Many of these jobs were directly related to the easy money products of the past seven years. Now that those products are gone, so is the revenues and the jobs. We are likley talking about hundreds of thousands of jobs collectively once you factor support staff. In addition, many of these are high paying jobs that can't be replaced.
First, just think about the office vacancy that will result. Then think about the ability of many of these workers to service the lifestyle they have become used to and the effect. Homes will have to be sold. Visits to stores and restaurants will be curtailed causing hardship for the workers of those businesses.
Although I have not seen a credible study on the issue, one would have to think that hundreds of thousands of financial workers, IT workers, restaurant workers, retail workers, and those that provided other types of support will be affected.
Office vacancies will likely skyrocket. Building values will plumment. Debt will likely default. Homes will get foreclosed. Housing values will fall due to rising foreclosures and less demand.

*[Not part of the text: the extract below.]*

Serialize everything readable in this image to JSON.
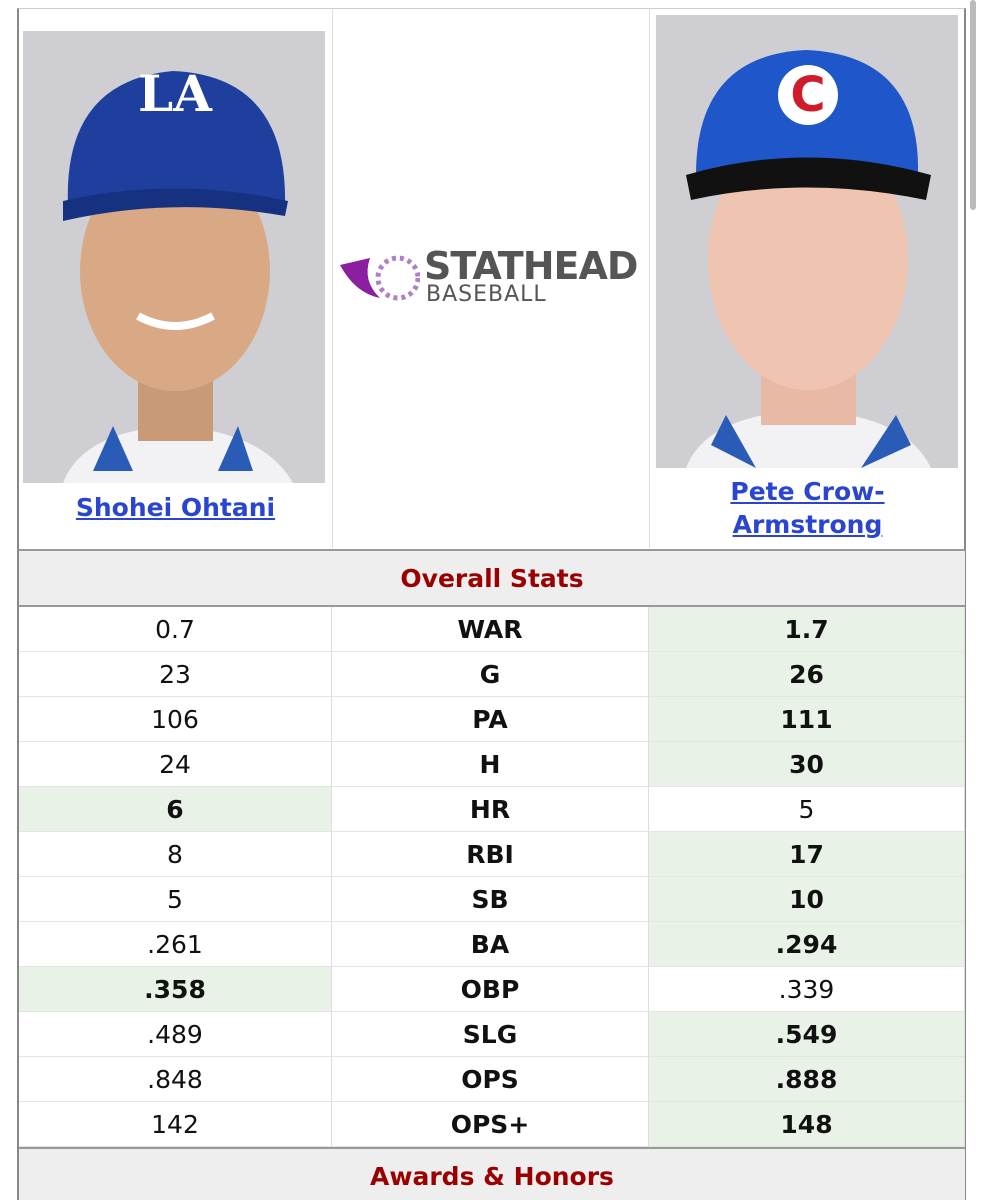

Remember, Citi is cutting 20% of ALL spend. That will have a tremendous ripple effect in the economy. Compound that by cutbacks at almost every major financial institution. The fallout will likely be incredible to restaurants, retailers, apartment buildings, and a variety of other service businesses.
Just a guess, but by the end of the summer, the emotional well being of New Yorkers will be very different than it is today.
In case you think I am just singling out New York, this trend to varying degrees is happening all over the country.